Après le repas, j’ai proposé une partie d’échecs à la ronde, et Tyrell, qui lui non plus ne comptait pas sortir de la soirée, s’est proposé comme adversaire. Pendant qu’il nous préparait un thé au gingembre, Tina est sortie rejoindre son poste d’observation habituel, Rick s’est collé devant la télé, et les français sont partis à leur fameux roller derby en nous souhaitant une bonne partie. Je me sentais bien, au chaud, comme à la maison. Sur l’écran, on a entendu la jeune tenniswoman Caroline Wozniacki s’avouer fan inconditionnelle de Mariah Carey. « Quelle importance si elle écoute de la merde, a commenté Rick en réponse à nos soupirs, au moins elle est mignonne ! »

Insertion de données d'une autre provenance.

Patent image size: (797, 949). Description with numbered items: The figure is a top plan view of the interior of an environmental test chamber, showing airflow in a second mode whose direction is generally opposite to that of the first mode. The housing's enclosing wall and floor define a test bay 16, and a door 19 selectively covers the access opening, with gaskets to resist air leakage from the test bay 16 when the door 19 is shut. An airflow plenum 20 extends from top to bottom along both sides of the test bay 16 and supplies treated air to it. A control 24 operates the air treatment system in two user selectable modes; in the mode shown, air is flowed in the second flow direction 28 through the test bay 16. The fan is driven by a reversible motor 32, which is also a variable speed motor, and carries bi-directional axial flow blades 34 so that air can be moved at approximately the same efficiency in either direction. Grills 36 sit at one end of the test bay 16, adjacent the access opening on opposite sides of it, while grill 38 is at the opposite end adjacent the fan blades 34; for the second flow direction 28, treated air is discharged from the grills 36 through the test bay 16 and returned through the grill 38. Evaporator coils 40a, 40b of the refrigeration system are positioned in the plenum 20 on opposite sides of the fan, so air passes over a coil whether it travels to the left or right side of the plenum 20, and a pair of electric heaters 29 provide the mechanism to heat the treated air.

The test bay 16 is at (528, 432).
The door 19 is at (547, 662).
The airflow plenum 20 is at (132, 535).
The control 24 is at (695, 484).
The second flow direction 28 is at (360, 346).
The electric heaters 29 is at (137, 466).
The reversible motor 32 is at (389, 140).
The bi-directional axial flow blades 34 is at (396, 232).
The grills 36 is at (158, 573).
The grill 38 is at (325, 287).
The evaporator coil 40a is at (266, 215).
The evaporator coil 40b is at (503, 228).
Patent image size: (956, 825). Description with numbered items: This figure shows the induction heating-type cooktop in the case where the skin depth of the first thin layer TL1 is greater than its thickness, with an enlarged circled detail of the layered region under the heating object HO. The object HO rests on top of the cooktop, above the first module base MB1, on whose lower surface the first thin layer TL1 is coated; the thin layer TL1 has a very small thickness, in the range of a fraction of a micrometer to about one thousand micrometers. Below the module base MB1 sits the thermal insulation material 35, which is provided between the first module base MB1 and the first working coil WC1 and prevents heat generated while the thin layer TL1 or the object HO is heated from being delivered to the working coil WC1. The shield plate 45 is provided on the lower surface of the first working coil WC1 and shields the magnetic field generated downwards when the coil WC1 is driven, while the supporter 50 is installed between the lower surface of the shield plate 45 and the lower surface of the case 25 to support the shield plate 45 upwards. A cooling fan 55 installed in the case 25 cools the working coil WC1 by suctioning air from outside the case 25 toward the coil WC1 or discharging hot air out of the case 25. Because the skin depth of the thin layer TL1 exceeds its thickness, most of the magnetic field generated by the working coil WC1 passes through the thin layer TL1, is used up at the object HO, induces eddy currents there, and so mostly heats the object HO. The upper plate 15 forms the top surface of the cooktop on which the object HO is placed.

D’entendre parler musique, Tyrell a fait un saut par sa chambre pour y attraper quelques disques. L’instant d’après, Explosions In The Sky jaillissait par les enceintes de la chaine hi-fi du salon, le thé coulait dans nos tasses et les blancs entamaient la partie d’échecs.

Tyrell n’était pas très doué, il faut bien le reconnaitre. Ainsi, je n’ai pas mis longtemps à m’apercevoir qu’il laissait ses pièces maitresses à découvert et en avançait d’autres sans la moindre stratégie. Dès les premiers coups, je lui fauchai même sa reine avec un pion, ce qui ne m’était évidemment jamais arrivé auparavant !

Lorsqu’il en a eu assez de la télévision, Rick est venu siroter un thé en nous regardant jouer, mais il s’est rapidement lassé et a fini par sortir pour rejoindre Tina sur sa colline. Nous en étions alors à la quatrième partie, toutes empochées par votre serviteur. Sur la stéréo s’achevait un album de God Machine, la basse y était pesante, la voix à la limite de la supplique, un parfait cocktail de puissance et de mélancolie.

Au cours de la cinquième partie, Nancy est elle aussi venue nous observer un instant. Elle nous a parlé d’anciens clients, d’histoires sordides liées à la ville, bref de plein de choses qu’il vaut généralement mieux éviter d’infliger à des joueurs d’échecs concentrés. Ce n’était pas trop grave, cependant, tant rien n’aurait pu contrarier mon cycle de victoire face à un joueur tel que Tyrell.

Avant d’entamer la huitième partie, il a lancé un cd de Seefeel et refait du thé. Il a perdu celle-là aussi, naturellement. J’étais un peu désolé pour lui, mais le laisser gagner aurait été encore plus humiliant, non ? La neuvième et la dixième me sont revenues aussi. Chaque fois que je prononçais le « mat » fatidique, je m’attendais à ce qu’il jette l’éponge - il était déjà bien passé minuit, après tout - mais non, il en voulait toujours davantage. Tant mieux, parce que la musique était bonne, ainsi que le gingembre.

Quand Marc et Sylvie sont rentrés de leur tournée des bars - plus tôt que prévu suite à une embrouille dont je ne me souviens pas très bien -, ils n’en sont pas revenus de nous trouver dans la même position qu’en début de soirée, quatre heures plus tôt. Marc a débouché une bouteille de vin qu’il a aimablement partagée avec nous, et eux aussi nous ont regardés jouer pendant quelques instants. Je craignais le pire - des commentaires ou mimiques entendues suite à un coup foireux, par exemple -, mais ni l’un ni l’autre n’a bronché, et je les ai vraiment appréciés pour ça.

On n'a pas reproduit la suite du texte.